August 31, 2009
Setting priorities for patient-safety efforts means hard choices
Is it more urgent for hospitals, doctors and nurses to focus resources on preventing the thousands of falls that injure hospitalized patients each year, or to home in on preventing rare but dramatic instances of wrong-side surgery? Is it best to concentrate immediately on preventing pediatric medical errors, or on preventing drug interactions in the elderly?
With efforts to improve patient safety gathering momentum, two Johns Hopkins experts, one in patient safety and the other in bioethics, urge policy-makers to weigh in about which safety interventions deserve the most urgent attention when it’s clear that resources are limited.
In a commentary in the Aug. 26 issue of the Journal of the American Medical Association, the two suggest that health policy–makers have yet to come to grips with the complexity of setting such priorities, and that time is of the essence.
“The importance of patient safety to people’s lives and the quality of health care is clear, but there aren’t enough resources to devote to everything simultaneously,” says Ruth R. Faden, executive director of the Johns Hopkins Berman Institute of Bioethics. Faden co-authored the JAMA commentary with award-winning patient safety expert Peter J. Pronovost, a professor in the departments of Anesthesiology and Critical Care Medicine and of Surgery and director of the Johns Hopkins Quality and Safety Research Group.

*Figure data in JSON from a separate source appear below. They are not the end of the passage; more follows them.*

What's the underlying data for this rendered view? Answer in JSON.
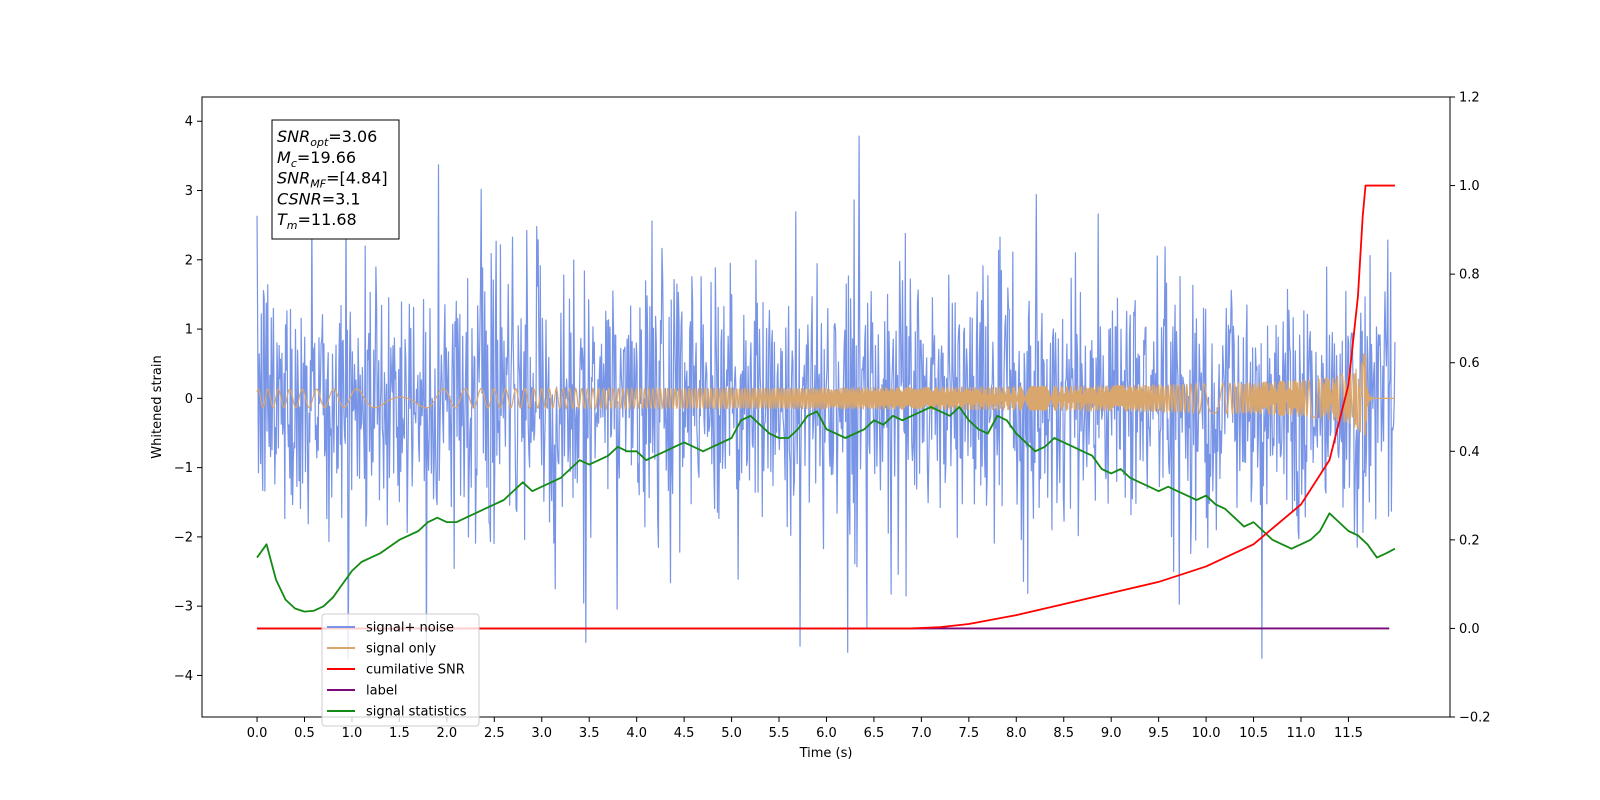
{
  "chart_data": {
    "type": "line",
    "title": "",
    "xlabel": "Time (s)",
    "ylabel": "Whitened strain",
    "y2label": "",
    "xlim": [
      -0.58,
      12.57
    ],
    "ylim": [
      -4.6,
      4.35
    ],
    "y2lim": [
      -0.2,
      1.2
    ],
    "x_ticks": [
      0.0,
      0.5,
      1.0,
      1.5,
      2.0,
      2.5,
      3.0,
      3.5,
      4.0,
      4.5,
      5.0,
      5.5,
      6.0,
      6.5,
      7.0,
      7.5,
      8.0,
      8.5,
      9.0,
      9.5,
      10.0,
      10.5,
      11.0,
      11.5
    ],
    "x_tick_labels": [
      "0.0",
      "0.5",
      "1.0",
      "1.5",
      "2.0",
      "2.5",
      "3.0",
      "3.5",
      "4.0",
      "4.5",
      "5.0",
      "5.5",
      "6.0",
      "6.5",
      "7.0",
      "7.5",
      "8.0",
      "8.5",
      "9.0",
      "9.5",
      "10.0",
      "10.5",
      "11.0",
      "11.5"
    ],
    "y_ticks": [
      -4,
      -3,
      -2,
      -1,
      0,
      1,
      2,
      3,
      4
    ],
    "y_tick_labels": [
      "−4",
      "−3",
      "−2",
      "−1",
      "0",
      "1",
      "2",
      "3",
      "4"
    ],
    "y2_ticks": [
      -0.2,
      0.0,
      0.2,
      0.4,
      0.6,
      0.8,
      1.0,
      1.2
    ],
    "y2_tick_labels": [
      "−0.2",
      "0.0",
      "0.2",
      "0.4",
      "0.6",
      "0.8",
      "1.0",
      "1.2"
    ],
    "grid": false,
    "legend_position": "bottom-left",
    "annotation": {
      "lines": [
        {
          "base": "SNR",
          "sub": "opt",
          "value": "=3.06"
        },
        {
          "base": "M",
          "sub": "c",
          "value": "=19.66"
        },
        {
          "base": "SNR",
          "sub": "MF",
          "value": "=[4.84]"
        },
        {
          "base": "CSNR",
          "sub": "",
          "value": "=3.1"
        },
        {
          "base": "T",
          "sub": "m",
          "value": "=11.68"
        }
      ]
    },
    "series": [
      {
        "name": "signal+ noise",
        "axis": "left",
        "color": "#7894e6",
        "x_range": [
          0.0,
          11.99
        ],
        "envelope_upper": 1.4,
        "envelope_lower": -1.4,
        "peak_max": 3.94,
        "peak_min": -4.1
      },
      {
        "name": "signal only",
        "axis": "left",
        "color": "#d9a66e",
        "x_range": [
          0.0,
          11.99
        ],
        "chirp": {
          "t_merger": 11.68,
          "peak_amplitude": 0.65
        }
      },
      {
        "name": "cumilative SNR",
        "axis": "right",
        "color": "#ff0000",
        "x": [
          0.0,
          6.9,
          7.2,
          7.5,
          8.0,
          8.5,
          9.0,
          9.5,
          10.0,
          10.5,
          11.0,
          11.3,
          11.5,
          11.6,
          11.65,
          11.68,
          11.99
        ],
        "y": [
          0.0,
          0.0,
          0.003,
          0.01,
          0.03,
          0.055,
          0.08,
          0.105,
          0.14,
          0.19,
          0.28,
          0.38,
          0.55,
          0.75,
          0.93,
          1.0,
          1.0
        ]
      },
      {
        "name": "label",
        "axis": "right",
        "color": "#7a0a7a",
        "x": [
          0.0,
          11.93
        ],
        "y": [
          0.0,
          0.0
        ]
      },
      {
        "name": "signal statistics",
        "axis": "right",
        "color": "#138a13",
        "x": [
          0.0,
          0.1,
          0.2,
          0.3,
          0.4,
          0.5,
          0.6,
          0.7,
          0.8,
          0.9,
          1.0,
          1.1,
          1.2,
          1.3,
          1.4,
          1.5,
          1.6,
          1.7,
          1.8,
          1.9,
          2.0,
          2.1,
          2.2,
          2.3,
          2.4,
          2.5,
          2.6,
          2.7,
          2.8,
          2.9,
          3.0,
          3.1,
          3.2,
          3.3,
          3.4,
          3.5,
          3.6,
          3.7,
          3.8,
          3.9,
          4.0,
          4.1,
          4.2,
          4.3,
          4.4,
          4.5,
          4.6,
          4.7,
          4.8,
          4.9,
          5.0,
          5.1,
          5.2,
          5.3,
          5.4,
          5.5,
          5.6,
          5.7,
          5.8,
          5.9,
          6.0,
          6.1,
          6.2,
          6.3,
          6.4,
          6.5,
          6.6,
          6.7,
          6.8,
          6.9,
          7.0,
          7.1,
          7.2,
          7.3,
          7.4,
          7.5,
          7.6,
          7.7,
          7.8,
          7.9,
          8.0,
          8.1,
          8.2,
          8.3,
          8.4,
          8.5,
          8.6,
          8.7,
          8.8,
          8.9,
          9.0,
          9.1,
          9.2,
          9.3,
          9.4,
          9.5,
          9.6,
          9.7,
          9.8,
          9.9,
          10.0,
          10.1,
          10.2,
          10.3,
          10.4,
          10.5,
          10.6,
          10.7,
          10.8,
          10.9,
          11.0,
          11.1,
          11.2,
          11.3,
          11.4,
          11.5,
          11.6,
          11.7,
          11.8,
          11.9,
          11.99
        ],
        "y": [
          0.16,
          0.19,
          0.11,
          0.065,
          0.045,
          0.038,
          0.04,
          0.05,
          0.07,
          0.1,
          0.13,
          0.15,
          0.16,
          0.17,
          0.185,
          0.2,
          0.21,
          0.22,
          0.24,
          0.25,
          0.24,
          0.24,
          0.25,
          0.26,
          0.27,
          0.28,
          0.29,
          0.31,
          0.33,
          0.31,
          0.32,
          0.33,
          0.34,
          0.36,
          0.38,
          0.37,
          0.38,
          0.39,
          0.41,
          0.4,
          0.4,
          0.38,
          0.39,
          0.4,
          0.41,
          0.42,
          0.41,
          0.4,
          0.41,
          0.42,
          0.43,
          0.47,
          0.48,
          0.46,
          0.44,
          0.43,
          0.43,
          0.45,
          0.48,
          0.49,
          0.45,
          0.44,
          0.43,
          0.44,
          0.45,
          0.47,
          0.46,
          0.48,
          0.47,
          0.48,
          0.49,
          0.5,
          0.49,
          0.48,
          0.5,
          0.47,
          0.45,
          0.44,
          0.48,
          0.47,
          0.44,
          0.42,
          0.4,
          0.41,
          0.43,
          0.42,
          0.41,
          0.4,
          0.39,
          0.36,
          0.35,
          0.36,
          0.34,
          0.33,
          0.32,
          0.31,
          0.32,
          0.31,
          0.3,
          0.29,
          0.3,
          0.28,
          0.27,
          0.25,
          0.23,
          0.24,
          0.22,
          0.2,
          0.19,
          0.18,
          0.19,
          0.2,
          0.22,
          0.26,
          0.24,
          0.22,
          0.21,
          0.19,
          0.16,
          0.17,
          0.18
        ]
      }
    ]
  }
}
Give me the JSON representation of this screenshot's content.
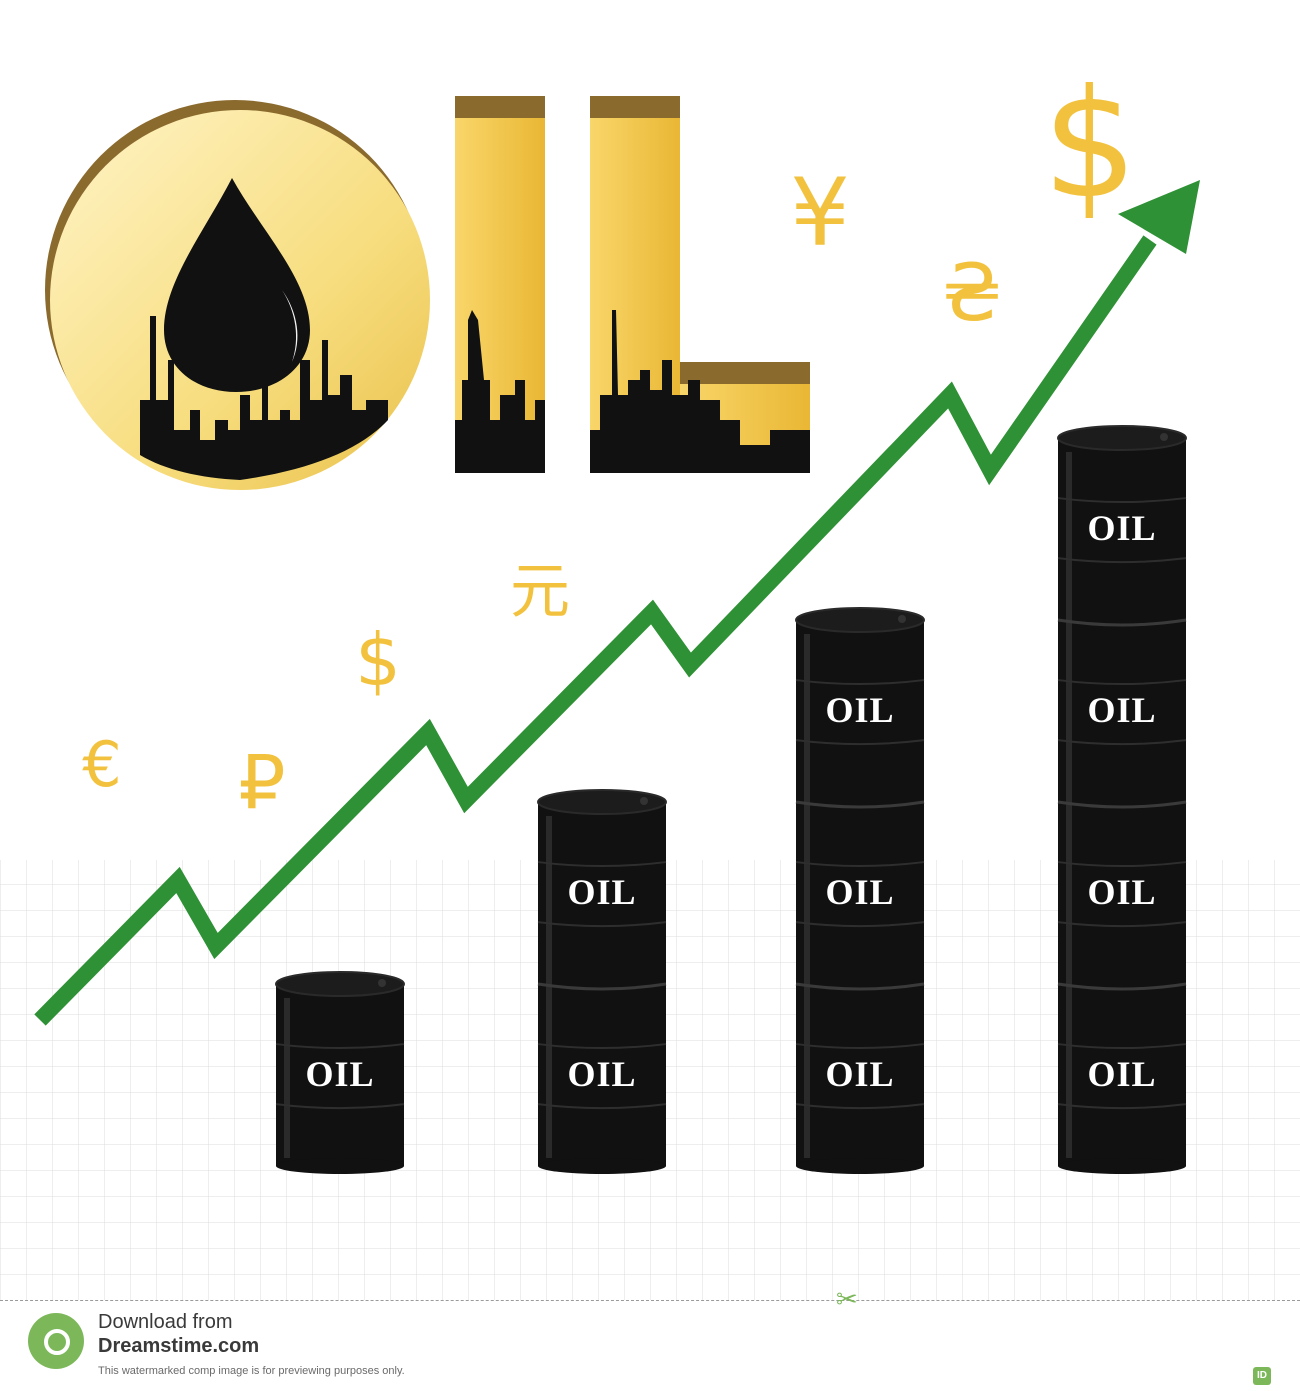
{
  "title_letters": [
    "I",
    "L"
  ],
  "barrel_label": "OIL",
  "barrel_stacks": [
    1,
    2,
    3,
    4
  ],
  "currency_symbols": {
    "euro": "€",
    "ruble": "₽",
    "dollar_small": "$",
    "yuan": "元",
    "yen": "¥",
    "hryvnia": "₴",
    "dollar_large": "$"
  },
  "colors": {
    "gold": "#f2c23f",
    "gold_light": "#fbe7a0",
    "brown": "#8b6a2e",
    "arrow_green": "#2f9135",
    "barrel_black": "#111111",
    "grid": "#d8d8d8"
  },
  "icons": [
    "oil-drop-icon",
    "refinery-silhouette-icon",
    "oil-barrel-icon",
    "up-arrow-icon"
  ],
  "footer": {
    "download_from": "Download from",
    "site": "Dreamstime.com",
    "note": "This watermarked comp image is for previewing purposes only.",
    "id_badge": "ID",
    "copyright_badge": "©"
  }
}
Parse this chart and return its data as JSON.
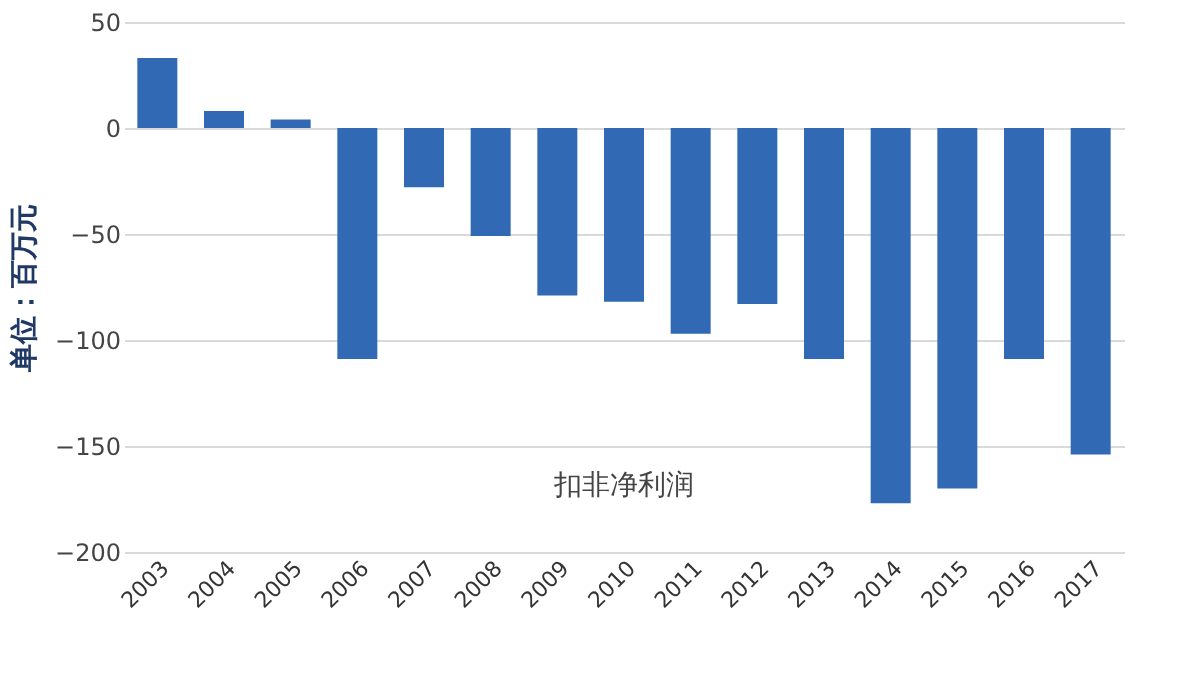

Noting that many patient safety interventions are patterned after safety efforts in commercial aviation, Pronovost—whose “cockpit”-style checklists for intensive care unit personnel are one example—points out that deciding patient safety priorities is infinitely more complicated than similar efforts to protect passenger safety.
Aviation safety, Pronovost says, is focused almost solely on a single goal—preventing death—while patient safety involves a variety of technologies, treatment risks, judgments and possible outcomes in diverse populations.
“While we’re literally all in the same plane with aviation safety, the concerns are very different in health care,” he says. “You have different kinds of patients in different settings, facing different risks from errors and mistakes.”
Among the social, ethical, scientific and political factors policy-makers should consider, the Johns Hopkins pair writes, is whether to give priority to medical errors that are rare, devastating and likely to involve individual culpability in a limited setting, such as wrong-side surgery, or to more frequent, systemic problems, such as falls, that are more widespread.
When resources are strained, they say, policy-makers need to consider tough choices, such as whether to give more focus to safety issues involving those with a good prognosis rather than to those in which survival from the underlying illness is unlikely. Fundamentally, the authors say, informed public policy requires open debate about criteria for setting priorities in the first place. “Choosing patient safety priorities will mean tradeoffs, and policy-makers should opt for a transparent, accountable and ethical framework to set decisions,” Faden says.